L’actuel rapport est dans la droite ligne de cette farce tragique. Le résultat est au-dessus des espérances les plus folles. Que des adaptations, des réformes, et pourquoi pas de vrais bouleversements soient nécessaires dans ce domaine complexe du médicament, c’est indubitable, et certainement on ne sait pas, on n’a pas su les faire. Et il faudra les faire. Mais les propositions, dont certaines seront surement à retenir, faites dans l’outrance, l’imprécision, le superficiel de situations mal (ou pas du tout) connues des auteurs, et l’injure générale pour tout ce qui n’est pas eux et leurs idées est intolérable. J’ai alors eu la prétention illusoire d’en faire une exégèse, mot trop noble pour ce qui ne peut être qu’une dispute. J’ai commencé ce travail, mais me suis trouvé sidéré lorsque l’incendie concernant l’Afssaps a débuté à la page 36. Il y a tant d’affirmations non justifiées, tant d’imprécisions, tant d’erreurs, tant d’agressions, tant d’injures. On se limitera pour justifier cette indignation à 3 illustrations, morceaux choisis de ce qui aurait pu être du Zola mais n’est tout compte fait que du Gobineau.
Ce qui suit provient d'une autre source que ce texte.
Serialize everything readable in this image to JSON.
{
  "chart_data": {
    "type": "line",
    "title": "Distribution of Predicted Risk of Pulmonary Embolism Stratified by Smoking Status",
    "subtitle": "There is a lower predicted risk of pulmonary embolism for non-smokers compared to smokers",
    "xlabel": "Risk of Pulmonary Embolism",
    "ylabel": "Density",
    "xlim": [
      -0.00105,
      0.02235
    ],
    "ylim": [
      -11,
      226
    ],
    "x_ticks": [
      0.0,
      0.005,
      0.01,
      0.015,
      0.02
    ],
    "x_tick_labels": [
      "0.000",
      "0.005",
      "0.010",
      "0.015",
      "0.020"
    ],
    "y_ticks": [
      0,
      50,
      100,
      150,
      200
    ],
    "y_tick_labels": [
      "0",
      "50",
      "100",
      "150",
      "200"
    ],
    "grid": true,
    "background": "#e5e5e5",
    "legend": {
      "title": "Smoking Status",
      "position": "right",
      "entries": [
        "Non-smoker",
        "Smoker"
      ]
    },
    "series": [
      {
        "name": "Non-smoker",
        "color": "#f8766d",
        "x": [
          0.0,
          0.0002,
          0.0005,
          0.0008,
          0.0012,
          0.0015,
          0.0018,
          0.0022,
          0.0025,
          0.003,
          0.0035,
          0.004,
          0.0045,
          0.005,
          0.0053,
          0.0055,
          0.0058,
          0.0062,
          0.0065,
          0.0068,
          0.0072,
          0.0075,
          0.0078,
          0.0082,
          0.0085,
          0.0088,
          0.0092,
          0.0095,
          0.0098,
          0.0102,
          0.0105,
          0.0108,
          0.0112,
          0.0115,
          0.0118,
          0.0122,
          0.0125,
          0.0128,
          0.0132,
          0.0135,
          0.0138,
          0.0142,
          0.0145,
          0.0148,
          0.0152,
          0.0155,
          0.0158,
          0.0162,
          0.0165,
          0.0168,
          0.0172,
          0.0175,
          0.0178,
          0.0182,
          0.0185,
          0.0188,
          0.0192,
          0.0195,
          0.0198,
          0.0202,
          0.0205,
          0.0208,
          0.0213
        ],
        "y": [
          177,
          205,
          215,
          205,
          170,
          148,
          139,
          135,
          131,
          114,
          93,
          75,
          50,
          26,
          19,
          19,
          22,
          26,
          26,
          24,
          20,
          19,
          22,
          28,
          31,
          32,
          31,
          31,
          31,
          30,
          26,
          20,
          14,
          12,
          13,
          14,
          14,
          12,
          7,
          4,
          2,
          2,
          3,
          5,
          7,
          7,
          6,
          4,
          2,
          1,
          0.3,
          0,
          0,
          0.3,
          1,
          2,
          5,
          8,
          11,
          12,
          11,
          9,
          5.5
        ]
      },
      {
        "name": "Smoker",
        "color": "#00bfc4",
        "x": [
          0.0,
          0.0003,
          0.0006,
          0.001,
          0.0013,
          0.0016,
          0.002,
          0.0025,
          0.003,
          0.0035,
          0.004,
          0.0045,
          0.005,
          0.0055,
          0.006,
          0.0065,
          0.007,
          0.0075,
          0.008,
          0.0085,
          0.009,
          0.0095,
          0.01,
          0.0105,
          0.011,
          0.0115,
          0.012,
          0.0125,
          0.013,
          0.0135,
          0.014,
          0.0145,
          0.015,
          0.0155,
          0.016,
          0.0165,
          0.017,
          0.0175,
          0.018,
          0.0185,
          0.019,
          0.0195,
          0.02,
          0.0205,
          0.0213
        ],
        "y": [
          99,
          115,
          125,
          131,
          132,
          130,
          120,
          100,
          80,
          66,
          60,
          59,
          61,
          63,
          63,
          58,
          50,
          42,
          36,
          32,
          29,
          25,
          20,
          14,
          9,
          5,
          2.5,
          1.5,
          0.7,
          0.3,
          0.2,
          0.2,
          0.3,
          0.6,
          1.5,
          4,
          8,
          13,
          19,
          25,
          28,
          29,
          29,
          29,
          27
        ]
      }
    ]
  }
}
L’illusion que la qualité d’un expert se détermine, comme au CNU, sur le nombre de leurs publications et de leurs citations, et ne concerne bien sûr que des PUPH, est atterrante. Au mieux ce peut être un critère parmi beaucoup d’autres. Mais l’idée plusieurs fois répétée que l’avenir est à un tout petit nombre de "super experts" forcément PUPH, dont l’excellente rémunération serait un gage de qualité est un fantasme de la société du fric où nous sommes. Les duettistes ignorent manifestement le mode de fonctionnement exact de la commission de transparence pour la détermination des SMR – ASMR. Il est un moment pathétique du commentaire à propos de la commission d’AMM : prenant appui dans un paragraphe mémoriel de l’excellent fonctionnement de la première commission d’AMM française présidée par Marcel Legrain de 1977 à 1985 "alors qu’elle ne disposait d’aucun moyen et aucun budget propre et que ses membres n’étaient en rien rémunérés. Une salle du ministère et une ou deux secrétaires détachées à temps partiel. On tapait ses rapports soi-même". Ils ne comprennent pas pourquoi aujourd’hui l’AFSSAPS et l’HAS emploient 1 350 personnes, mais que l’efficacité du système de contrôle des médicaments n’en a pas été significativement améliorée. Bien sûr on peut s’interroger sur l’efficience (pour reprendre un vocable cher à nos technocrates) du système, mais pas avec ce type de comparaison qui fait beaucoup vieillard aigri : "moi de mon temps…!"Ce rapport sous cette forme ne sert à rien qu’à provoquer les professionnels et à agiter les médias dans ce qu’ils préfèrent : le scandale.Il y aurait un vrai travail à faire, ce que nos provocateurs n’ont pas voulu, c’est nettoyer ce texte de toutes les inexactitudes, des faux, des provocations, des injures; et en extraire ce qui est positif – il y en a – mais est aussi susceptible d’être appliqué. Peut-être que des gens sérieux vont pouvoir le faire. Certains expliquent que ce rapport n’a rien d’officiel. C’est tout de même tordre le cou à une demande explicite, médiatisés, du Président de la République.